Он не отвечал, он не шевелился, он не дышал. Только у второго его лица воздух – не плотнее тени дуновения – легонько колыхался от вдоха к выдоху.
– Ты что, не один? – Она заговорила еще тише. – Послушай, мне просто надо тебя увидеть. Поговорим спокойно, и я уйду, если хочешь. Обещаю.
– Да открой же! – Она повысила голос. – Или я сейчас звоню в скорую, что человек один в квартире без сознания. Ну пожалуйста!
Илья протянул руку к замку. Щелчок.
– Открыто, – глухо сказал он. – Только не включай свет.
Когда Маруся захлопнула дверь и стала осматриваться, Илья стоял далеко в комнате у задернутого шторами окна, вполоборота к двери. Она напряженно вглядывалась в потемки.
– Свет не включай, – повторил он.
– Почему? – Она сделала шаг к нему. Илья молчал. – Ладно.
– Что случилось? Ты не похож на больного.
– Тебе не надо этого видеть.
– Чего видеть?
Маруся тяжело вздохнула в дверном проеме комнаты, сняла наконец свой рюкзачок, бросила к ногам, и тут Илья почувствовал, что сейчас, это уже неотвратимо, она подойдет к нему ближе. И все поймет. Он сжался, зажмурился, желая, черт, чтобы она исчезла. Или чтобы сейчас исчез он сам.
– Хорошо. Просто стой там.
– Да что с тобой происходит?! – воскликнула она. – Ты не то что чужой… ты такой, будто из антиматерии какой-то.
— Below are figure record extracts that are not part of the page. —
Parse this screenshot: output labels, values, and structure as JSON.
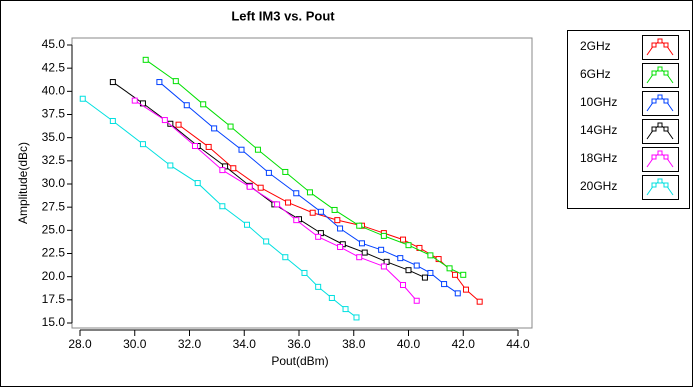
{
  "chart_data": {
    "type": "line",
    "title": "Left IM3 vs. Pout",
    "xlabel": "Pout(dBm)",
    "ylabel": "Amplitude(dBc)",
    "xlim": [
      28,
      44
    ],
    "ylim": [
      15,
      45
    ],
    "xticks": [
      {
        "value": 28,
        "label": "28.0"
      },
      {
        "value": 30,
        "label": "30.0"
      },
      {
        "value": 32,
        "label": "32.0"
      },
      {
        "value": 34,
        "label": "34.0"
      },
      {
        "value": 36,
        "label": "36.0"
      },
      {
        "value": 38,
        "label": "38.0"
      },
      {
        "value": 40,
        "label": "40.0"
      },
      {
        "value": 42,
        "label": "42.0"
      },
      {
        "value": 44,
        "label": "44.0"
      }
    ],
    "yticks": [
      {
        "value": 15,
        "label": "15.0"
      },
      {
        "value": 17.5,
        "label": "17.5"
      },
      {
        "value": 20,
        "label": "20.0"
      },
      {
        "value": 22.5,
        "label": "22.5"
      },
      {
        "value": 25,
        "label": "25.0"
      },
      {
        "value": 27.5,
        "label": "27.5"
      },
      {
        "value": 30,
        "label": "30.0"
      },
      {
        "value": 32.5,
        "label": "32.5"
      },
      {
        "value": 35,
        "label": "35.0"
      },
      {
        "value": 37.5,
        "label": "37.5"
      },
      {
        "value": 40,
        "label": "40.0"
      },
      {
        "value": 42.5,
        "label": "42.5"
      },
      {
        "value": 45,
        "label": "45.0"
      }
    ],
    "series": [
      {
        "name": "2GHz",
        "color": "#ff0000",
        "x": [
          31.6,
          32.7,
          33.6,
          34.6,
          35.6,
          36.5,
          37.4,
          38.3,
          39.1,
          39.8,
          40.4,
          41.1,
          41.7,
          42.1,
          42.6
        ],
        "values": [
          36.4,
          34.0,
          31.7,
          29.6,
          28.0,
          26.9,
          26.1,
          25.5,
          24.7,
          24.0,
          23.1,
          21.9,
          20.2,
          18.6,
          17.3
        ]
      },
      {
        "name": "6GHz",
        "color": "#00e000",
        "x": [
          30.4,
          31.5,
          32.5,
          33.5,
          34.5,
          35.5,
          36.4,
          37.3,
          38.2,
          39.1,
          40.0,
          40.8,
          41.5,
          42.0
        ],
        "values": [
          43.4,
          41.1,
          38.6,
          36.2,
          33.7,
          31.3,
          29.1,
          27.2,
          25.5,
          24.4,
          23.4,
          22.3,
          20.9,
          20.2
        ]
      },
      {
        "name": "10GHz",
        "color": "#0040ff",
        "x": [
          30.9,
          31.9,
          32.9,
          33.9,
          34.9,
          35.9,
          36.8,
          37.5,
          38.3,
          39.0,
          39.7,
          40.3,
          40.8,
          41.3,
          41.8
        ],
        "values": [
          41.0,
          38.5,
          36.0,
          33.7,
          31.2,
          29.0,
          27.0,
          25.2,
          23.6,
          22.9,
          22.0,
          21.2,
          20.4,
          19.2,
          18.2
        ]
      },
      {
        "name": "14GHz",
        "color": "#000000",
        "x": [
          29.2,
          30.3,
          31.3,
          32.3,
          33.3,
          34.2,
          35.1,
          36.0,
          36.8,
          37.6,
          38.4,
          39.2,
          40.0,
          40.6
        ],
        "values": [
          41.0,
          38.7,
          36.5,
          34.1,
          31.9,
          29.8,
          27.8,
          26.2,
          24.7,
          23.5,
          22.6,
          21.6,
          20.7,
          19.9
        ]
      },
      {
        "name": "18GHz",
        "color": "#ff00ff",
        "x": [
          30.0,
          31.1,
          32.2,
          33.2,
          34.2,
          35.2,
          35.9,
          36.7,
          37.5,
          38.2,
          39.1,
          39.8,
          40.3
        ],
        "values": [
          39.0,
          36.9,
          34.1,
          31.5,
          29.7,
          27.8,
          26.1,
          24.3,
          23.2,
          22.1,
          21.1,
          19.1,
          17.4
        ]
      },
      {
        "name": "20GHz",
        "color": "#00e0e0",
        "x": [
          28.1,
          29.2,
          30.3,
          31.3,
          32.3,
          33.2,
          34.1,
          34.8,
          35.5,
          36.2,
          36.7,
          37.2,
          37.7,
          38.1
        ],
        "values": [
          39.2,
          36.8,
          34.3,
          32.0,
          30.1,
          27.6,
          25.6,
          23.8,
          22.1,
          20.4,
          18.9,
          17.7,
          16.5,
          15.6
        ]
      }
    ]
  }
}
Оклик резко хлестнул его в сумраке:
– Илья!
– Мне кажется, я тяжело болен, – сказал он, удивляясь этому жалкому голосу. – У меня очень болит голова.
Маруся молчала.
– Я проснулся ночью от сильной головной боли. С таким чувством, что мне перетянули шею и подвесили в пустоте. Внутрь кровь проталкивается, а обратно нет. И ее все больше там, внутри, все больше наливалось. Я боялся, что череп треснет и кровь хлынет наружу, но он вместо этого рос и рос, как у детей растет голова, только быстро. И еще мозг будто обернули изнутри в сто слоев пупырки, и шкодливый гадёнок, слепой и тупой, засунул туда сверху обе руки по локоть, и цепко хватал там пальцами, и лопал пузырек за пузырьком.
Нет, врача не надо, – твердо говорил он. – Я выпил таблетки от давления, стало получше. – Но ведь нельзя же так безответственно, Илья.
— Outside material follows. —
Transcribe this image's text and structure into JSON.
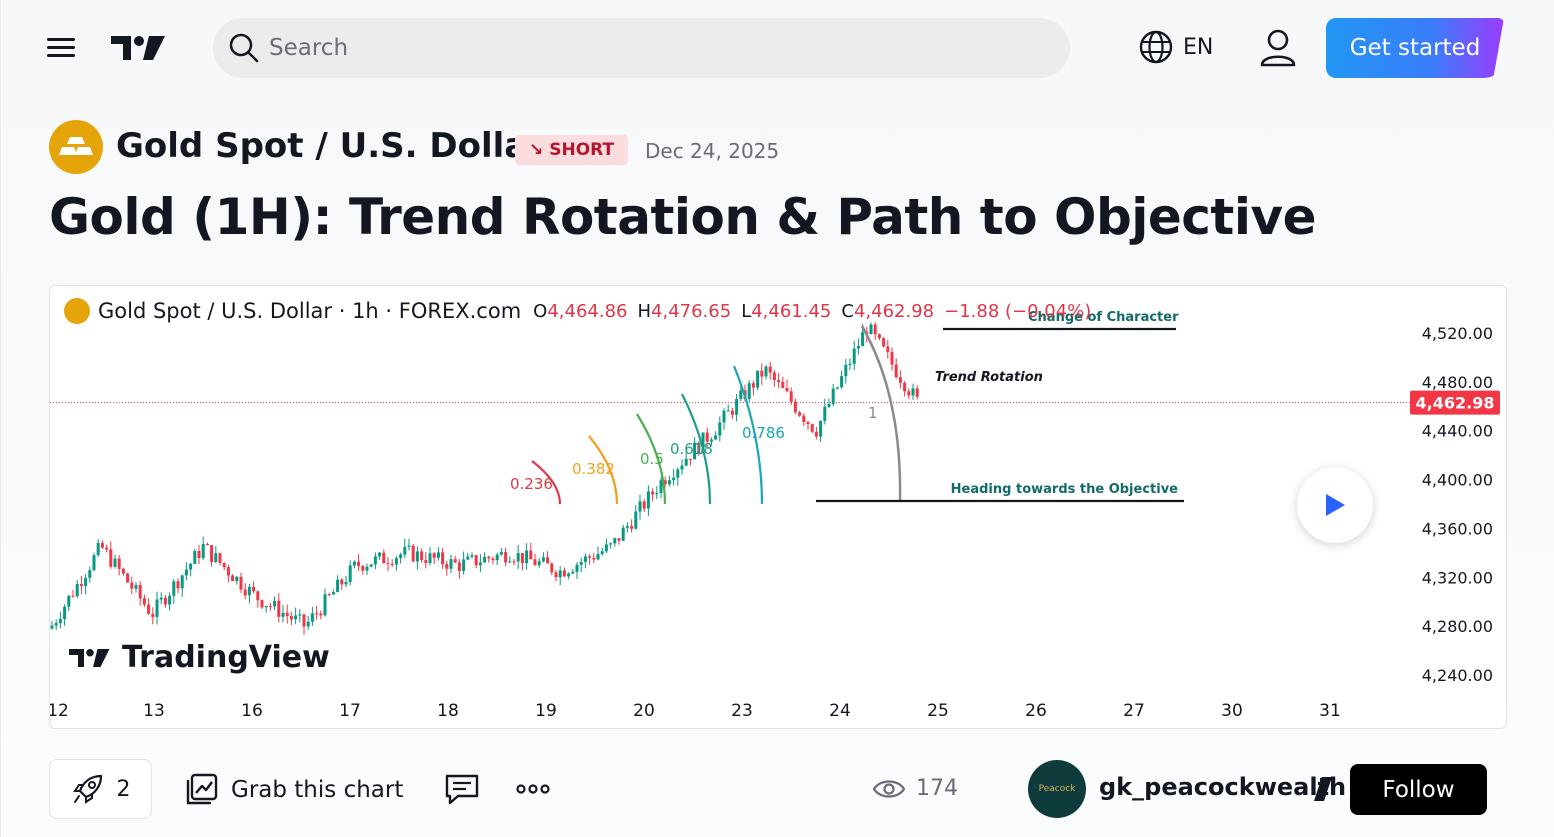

– Это всего лишь давление, уверен, ничего страшного. Я почитал по симптомам.
– Но почему ты сделал это так? – говорила она.
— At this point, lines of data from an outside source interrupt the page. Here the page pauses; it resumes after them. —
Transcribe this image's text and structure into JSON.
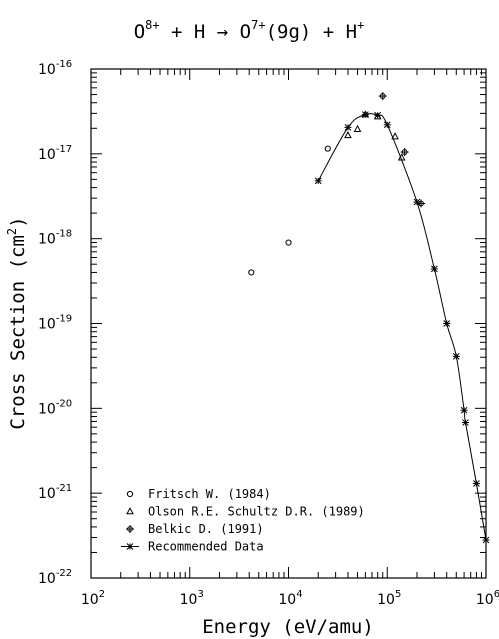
{
  "chart_data": {
    "type": "scatter",
    "title": {
      "parts": [
        {
          "text": "O",
          "sup": "8+"
        },
        {
          "text": " + H → O",
          "sup": "7+"
        },
        {
          "text": "(9g) + H",
          "sup": "+"
        }
      ]
    },
    "xlabel": "Energy (eV/amu)",
    "ylabel": {
      "main": "Cross Section (cm",
      "sup": "2",
      "tail": ")"
    },
    "xscale": "log",
    "yscale": "log",
    "xlim": [
      100,
      1000000
    ],
    "ylim": [
      1e-22,
      1e-16
    ],
    "x_ticks": [
      {
        "value": 100,
        "base": "10",
        "exp": "2"
      },
      {
        "value": 1000,
        "base": "10",
        "exp": "3"
      },
      {
        "value": 10000,
        "base": "10",
        "exp": "4"
      },
      {
        "value": 100000,
        "base": "10",
        "exp": "5"
      },
      {
        "value": 1000000,
        "base": "10",
        "exp": "6"
      }
    ],
    "y_ticks": [
      {
        "value": 1e-22,
        "base": "10",
        "exp": "-22"
      },
      {
        "value": 1e-21,
        "base": "10",
        "exp": "-21"
      },
      {
        "value": 1e-20,
        "base": "10",
        "exp": "-20"
      },
      {
        "value": 1e-19,
        "base": "10",
        "exp": "-19"
      },
      {
        "value": 1e-18,
        "base": "10",
        "exp": "-18"
      },
      {
        "value": 1e-17,
        "base": "10",
        "exp": "-17"
      },
      {
        "value": 1e-16,
        "base": "10",
        "exp": "-16"
      }
    ],
    "legend_position": "bottom-left",
    "series": [
      {
        "name": "Fritsch W. (1984)",
        "marker": "circle",
        "points": [
          [
            4200,
            4e-19
          ],
          [
            10000,
            9e-19
          ],
          [
            25000,
            1.15e-17
          ]
        ]
      },
      {
        "name": "Olson R.E. Schultz D.R. (1989)",
        "marker": "triangle",
        "points": [
          [
            40000,
            1.65e-17
          ],
          [
            50000,
            1.95e-17
          ],
          [
            60000,
            2.9e-17
          ],
          [
            80000,
            2.75e-17
          ],
          [
            120000,
            1.6e-17
          ],
          [
            140000,
            9e-18
          ]
        ]
      },
      {
        "name": "Belkic D. (1991)",
        "marker": "circle-plus",
        "points": [
          [
            90000,
            4.8e-17
          ],
          [
            150000,
            1.05e-17
          ],
          [
            220000,
            2.6e-18
          ]
        ]
      },
      {
        "name": "Recommended Data",
        "marker": "star",
        "line": true,
        "points": [
          [
            20000,
            4.8e-18
          ],
          [
            40000,
            2.05e-17
          ],
          [
            60000,
            2.9e-17
          ],
          [
            80000,
            2.85e-17
          ],
          [
            100000,
            2.2e-17
          ],
          [
            200000,
            2.7e-18
          ],
          [
            300000,
            4.4e-19
          ],
          [
            400000,
            1e-19
          ],
          [
            500000,
            4.1e-20
          ],
          [
            600000,
            9.5e-21
          ],
          [
            620000,
            6.8e-21
          ],
          [
            800000,
            1.3e-21
          ],
          [
            1000000,
            2.8e-22
          ]
        ]
      }
    ]
  }
}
– Мне просто нужен покой какое-то время, несколько дней.
– То есть ты хочешь, чтобы сейчас я просто ушла? Ты ведь можешь никогда меня больше не увидеть. У меня тоже есть гордость. Третьей попытки у нас не будет, Илья, слышишь? Что ты молчишь?!
Не дождавшись ответа, Маруся наклонилась в темноте за рюкзачком, но, видимо, вспомнив о чем-то еще, медленно выпрямилась.
– Не тебе одному решать за троих, – сказала она.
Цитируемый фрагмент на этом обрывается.